The Real Power Is AI + Human, Not AI Instead of Human
A recurring theme in our conversation was that AI is at its best when partnered with human guidance, not as a replacement. One example that Pam highlighted: combining AI with radiologists improves diagnostic accuracy far more than either can achieve alone. For communicators, this means using AI to speed up research, develop first drafts, and automate repetitive tasks, freeing them up for the nuanced, client-specific, creative, and strategic work that builds brands and protects reputations.
Communications Is Being Redefined by Search…and by Black Boxes
One of the most dramatic shifts is how people are now using AI platforms like ChatGPT, rather than Google, as a primary search or discovery tool. This upends years of effort and dollars spent on SEO, because LLMs surface information differently than traditional search engines.
The lesson for brands? Focus on creating authentic, useful, and regularly updated content that’s easy for both humans and AIs to access and understand. FAQs, thought leadership and high-quality owned content matter more than ever.
Policy, Ethics, and Verification are Non-Negotiables
With opportunity comes responsibility. As AI-generated content proliferates, so do risks around errors, bias, confidentiality, and brand image, especially amid growing concerns about copyright, “deepfakes,” and rapidly evolving legal and regulatory standards (see the ongoing lawsuits from the New York Times against OpenAI and Perplexity).
Our approach:
- Have an AI charter and strictly adhere to it like our agency’s “AI-powered and human-led” values, especially regarding proprietary or confidential info.
- Always vet AI output by reviewing links, checking facts, and, most importantly, making it specific and meaningful for the brand and its audience.
- Watch for signs of AI-generic “work slop.” Just because the content sounds decent, it may lack substance or original insight.
- Proactively address bias, using clear prompts and review cycles to ensure inclusivity and relevance.
How to Use AI in Your Communications Practice Today
But this doesn’t mean you shouldn’t use AI. In fact, there are several productive ways to use it and Pam outlined it perfectly:
- Research & Summarization: Use tools like Perplexity and ChatGPT to scan news, analyze competitors, summarize press releases, or generate initial content drafts but double-check everything.
- Prompt Engineering: Don’t settle for generic prompts. The more context provided, the better the results and AI can even help you write better prompts for complex projects.
- Bias & Inclusion: Make fairness and diverse perspectives explicit in your prompts and review output for stereotypes or gaps.

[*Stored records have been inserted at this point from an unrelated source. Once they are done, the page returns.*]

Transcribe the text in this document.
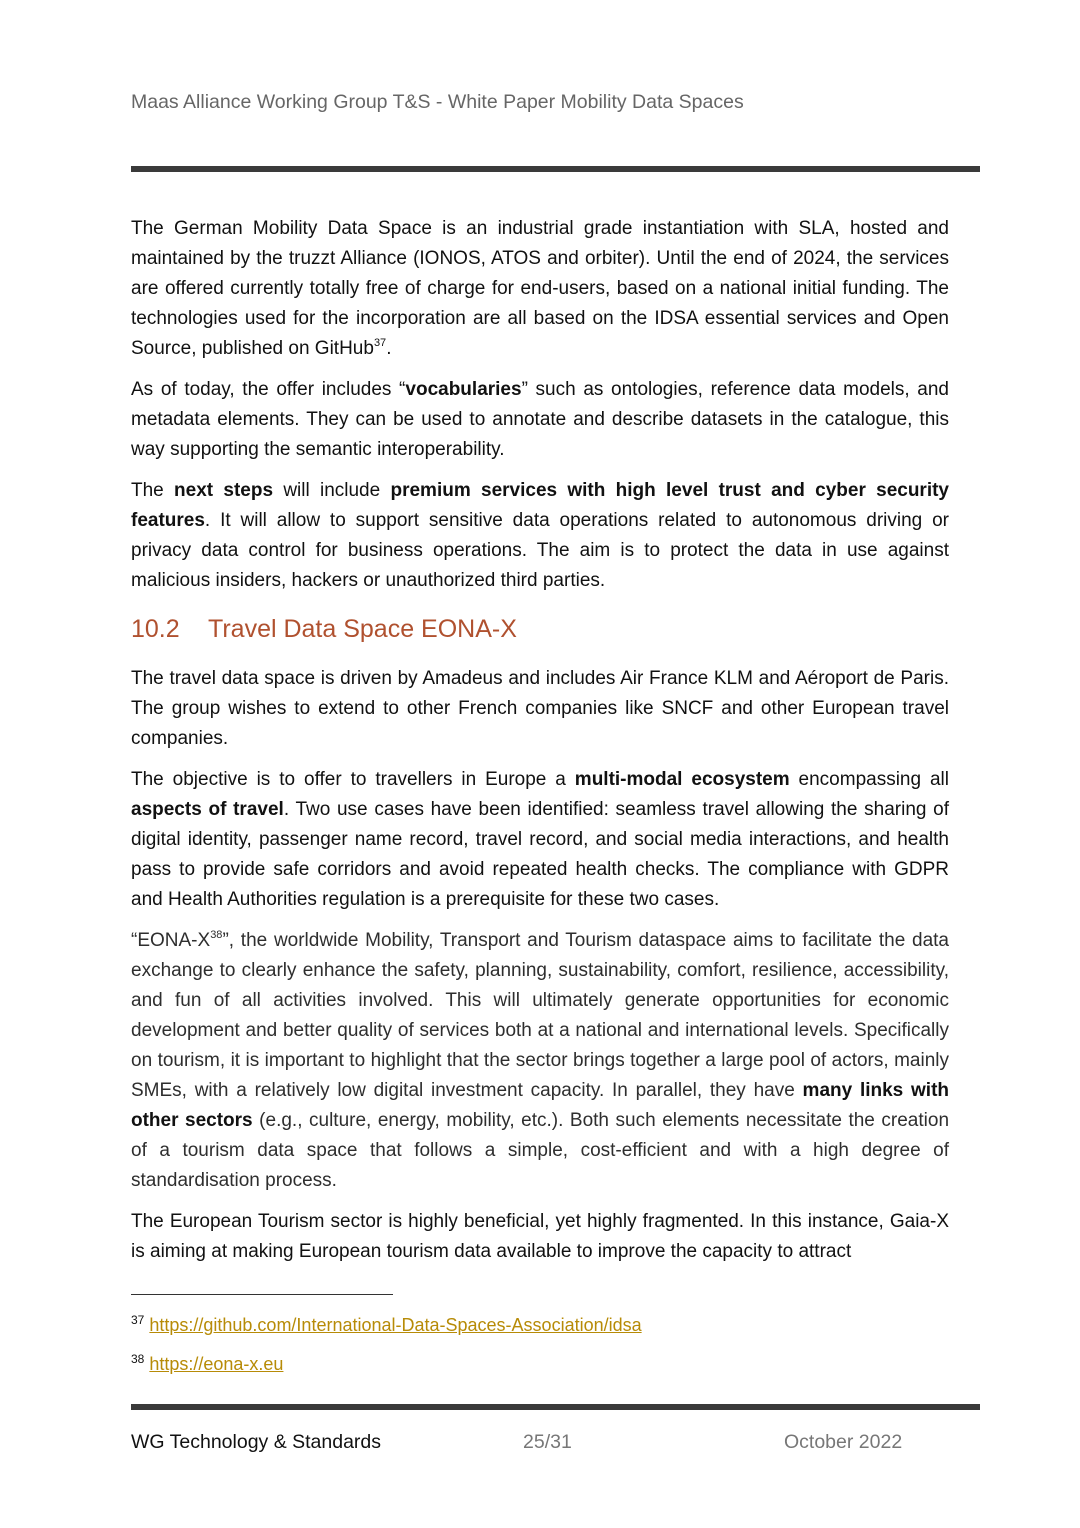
Maas Alliance Working Group T&S - White Paper Mobility Data Spaces

The German Mobility Data Space is an industrial grade instantiation with SLA, hosted and maintained by the truzzt Alliance (IONOS, ATOS and orbiter). Until the end of 2024, the services are offered currently totally free of charge for end-users, based on a national initial funding. The technologies used for the incorporation are all based on the IDSA essential services and Open Source, published on GitHub$^{37}$.

As of today, the offer includes “vocabularies” such as ontologies, reference data models, and metadata elements. They can be used to annotate and describe datasets in the catalogue, this way supporting the semantic interoperability.

The next steps will include premium services with high level trust and cyber security features. It will allow to support sensitive data operations related to autonomous driving or privacy data control for business operations. The aim is to protect the data in use against malicious insiders, hackers or unauthorized third parties.

10.2 Travel Data Space EONA-X

The travel data space is driven by Amadeus and includes Air France KLM and Aéroport de Paris. The group wishes to extend to other French companies like SNCF and other European travel companies.

The objective is to offer to travellers in Europe a multi-modal ecosystem encompassing all aspects of travel. Two use cases have been identified: seamless travel allowing the sharing of digital identity, passenger name record, travel record, and social media interactions, and health pass to provide safe corridors and avoid repeated health checks. The compliance with GDPR and Health Authorities regulation is a prerequisite for these two cases.

“$EONA-X^{38}$”, the worldwide Mobility, Transport and Tourism dataspace aims to facilitate the data exchange to clearly enhance the safety, planning, sustainability, comfort, resilience, accessibility, and fun of all activities involved. This will ultimately generate opportunities for economic development and better quality of services both at a national and international levels. Specifically on tourism, it is important to highlight that the sector brings together a large pool of actors, mainly SMEs, with a relatively low digital investment capacity. In parallel, they have many links with other sectors (e.g., culture, energy, mobility, etc.). Both such elements necessitate the creation of a tourism data space that follows a simple, cost-efficient and with a high degree of standardisation process.

The European Tourism sector is highly beneficial, yet highly fragmented. In this instance, Gaia-X is aiming at making European tourism data available to improve the capacity to attract

$^{37}$ https://github.com/International-Data-Spaces-Association/idsa
$^{38}$ https://eona-x.eu
WG Technology & Standards	25/31	October 2022
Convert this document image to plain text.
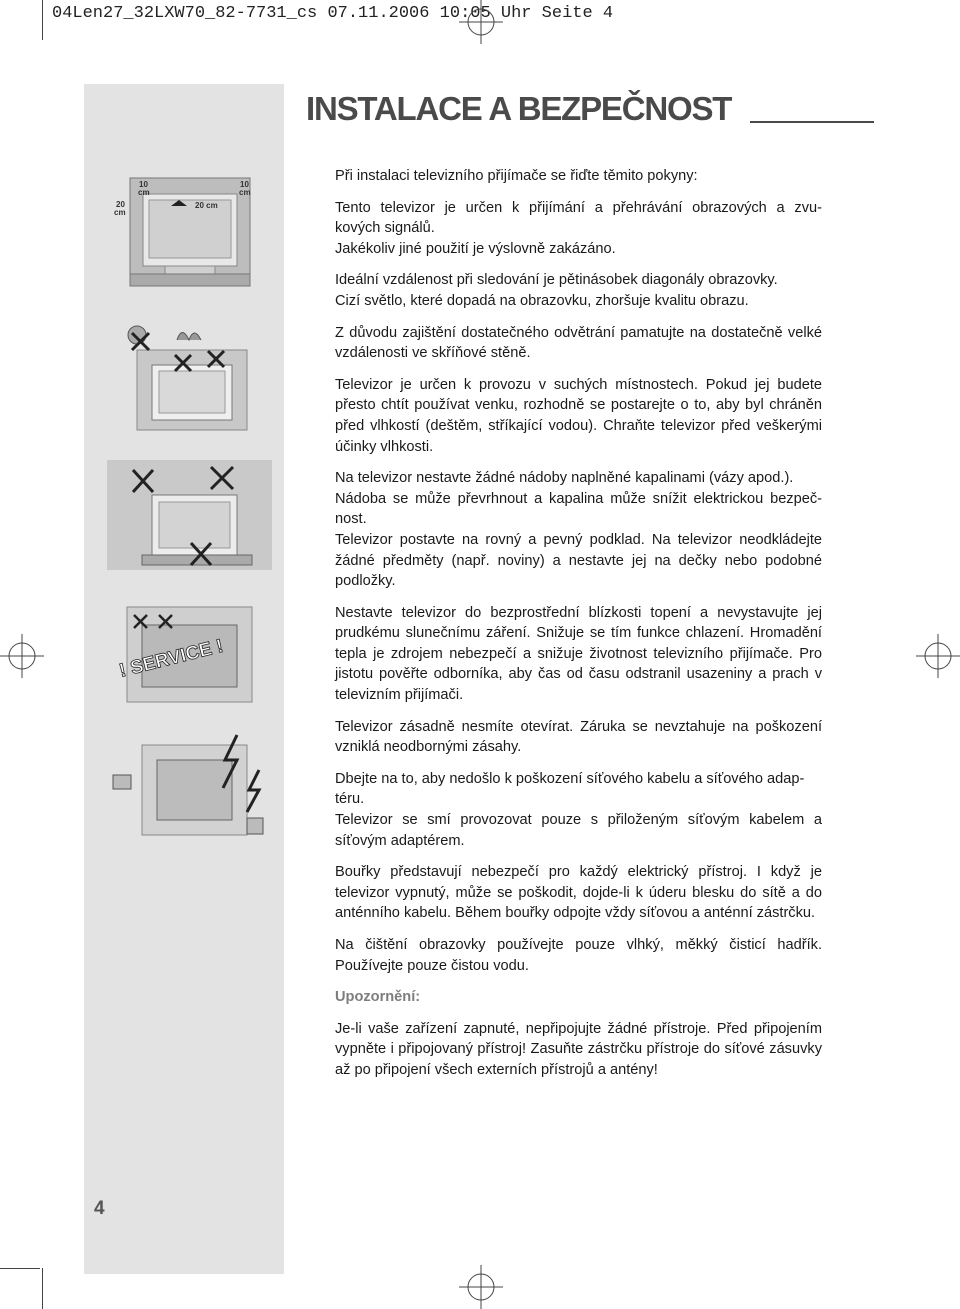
04Len27_32LXW70_82-7731_cs 07.11.2006 10:05 Uhr Seite 4
10
cm
10
cm
20
cm
20 cm
! SERVICE !
INSTALACE A BEZPEČNOST

Při instalaci televizního přijímače se řiďte těmito pokyny:

Tento televizor je určen k přijímání a přehrávání obrazových a zvu-
kových signálů.
Jakékoliv jiné použití je výslovně zakázáno.

Ideální vzdálenost při sledování je pětinásobek diagonály obrazovky.
Cizí světlo, které dopadá na obrazovku, zhoršuje kvalitu obrazu.

Z důvodu zajištění dostatečného odvětrání pamatujte na dostatečně velké vzdálenosti ve skříňové stěně.

Televizor je určen k provozu v suchých místnostech. Pokud jej budete přesto chtít používat venku, rozhodně se postarejte o to, aby byl chráněn před vlhkostí (deštěm, stříkající vodou). Chraňte televizor před veškerými účinky vlhkosti.

Na televizor nestavte žádné nádoby naplněné kapalinami (vázy apod.).
Nádoba se může převrhnout a kapalina může snížit elektrickou bezpeč-
nost.

Televizor postavte na rovný a pevný podklad. Na televizor neodkládejte žádné předměty (např. noviny) a nestavte jej na dečky nebo podobné podložky.

Nestavte televizor do bezprostřední blízkosti topení a nevystavujte jej prudkému slunečnímu záření. Snižuje se tím funkce chlazení. Hromadění tepla je zdrojem nebezpečí a snižuje životnost televizního přijímače. Pro jistotu pověřte odborníka, aby čas od času odstranil usazeniny a prach v televizním přijímači.

Televizor zásadně nesmíte otevírat. Záruka se nevztahuje na poškození vzniklá neodbornými zásahy.

Dbejte na to, aby nedošlo k poškození síťového kabelu a síťového adap-
téru.

Televizor se smí provozovat pouze s přiloženým síťovým kabelem a síťovým adaptérem.

Bouřky představují nebezpečí pro každý elektrický přístroj. I když je televizor vypnutý, může se poškodit, dojde-li k úderu blesku do sítě a do anténního kabelu. Během bouřky odpojte vždy síťovou a anténní zástrčku.

Na čištění obrazovky používejte pouze vlhký, měkký čisticí hadřík. Používejte pouze čistou vodu.

Upozornění:

Je-li vaše zařízení zapnuté, nepřipojujte žádné přístroje. Před připojením vypněte i připojovaný přístroj! Zasuňte zástrčku přístroje do síťové zásuvky až po připojení všech externích přístrojů a antény!

4
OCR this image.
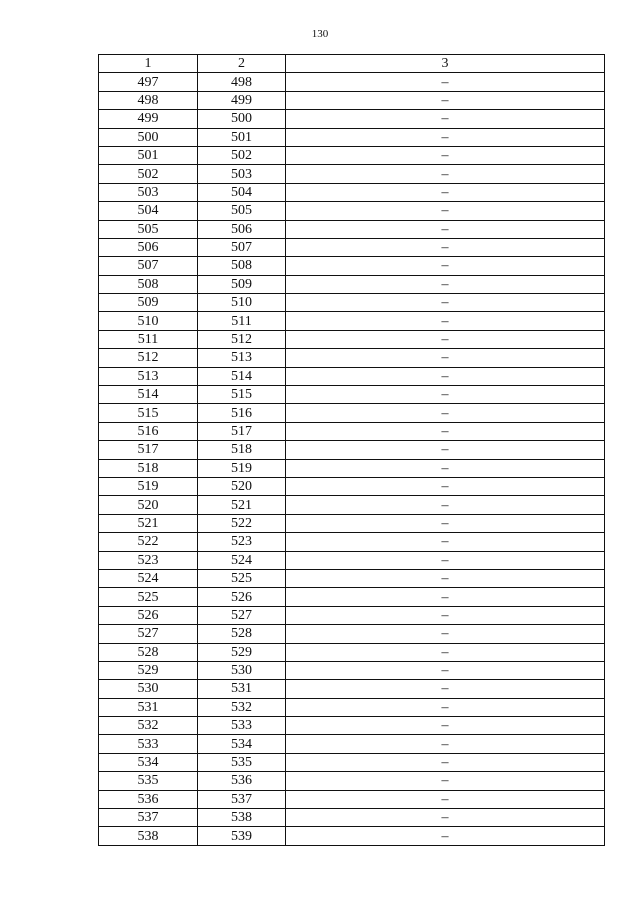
130
1	2	3
497	498	–
498	499	–
499	500	–
500	501	–
501	502	–
502	503	–
503	504	–
504	505	–
505	506	–
506	507	–
507	508	–
508	509	–
509	510	–
510	511	–
511	512	–
512	513	–
513	514	–
514	515	–
515	516	–
516	517	–
517	518	–
518	519	–
519	520	–
520	521	–
521	522	–
522	523	–
523	524	–
524	525	–
525	526	–
526	527	–
527	528	–
528	529	–
529	530	–
530	531	–
531	532	–
532	533	–
533	534	–
534	535	–
535	536	–
536	537	–
537	538	–
538	539	–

- Be Authentic: The most powerful communications in an AI-saturated world are those that are specific, human, and true to the brand’s voice.
- Stay Updated: The tool landscape, regulatory environment, and “best practices” are all evolving, so it’s important to read, experiment, and talk openly to continue to advance learning and applications.
AI is the most significant change to the communications field. But its greatest potential lies in pairing it with experienced professionals who can guide its use, assess its output, and ensure brands don’t lose their unique voices amid all the noise.
As our agency continues to pilot new tools and approaches, the focus is clear: to empower our team and our partners with the best of AI while remaining true to the fundamentals of trust, authenticity, and meaningful storytelling.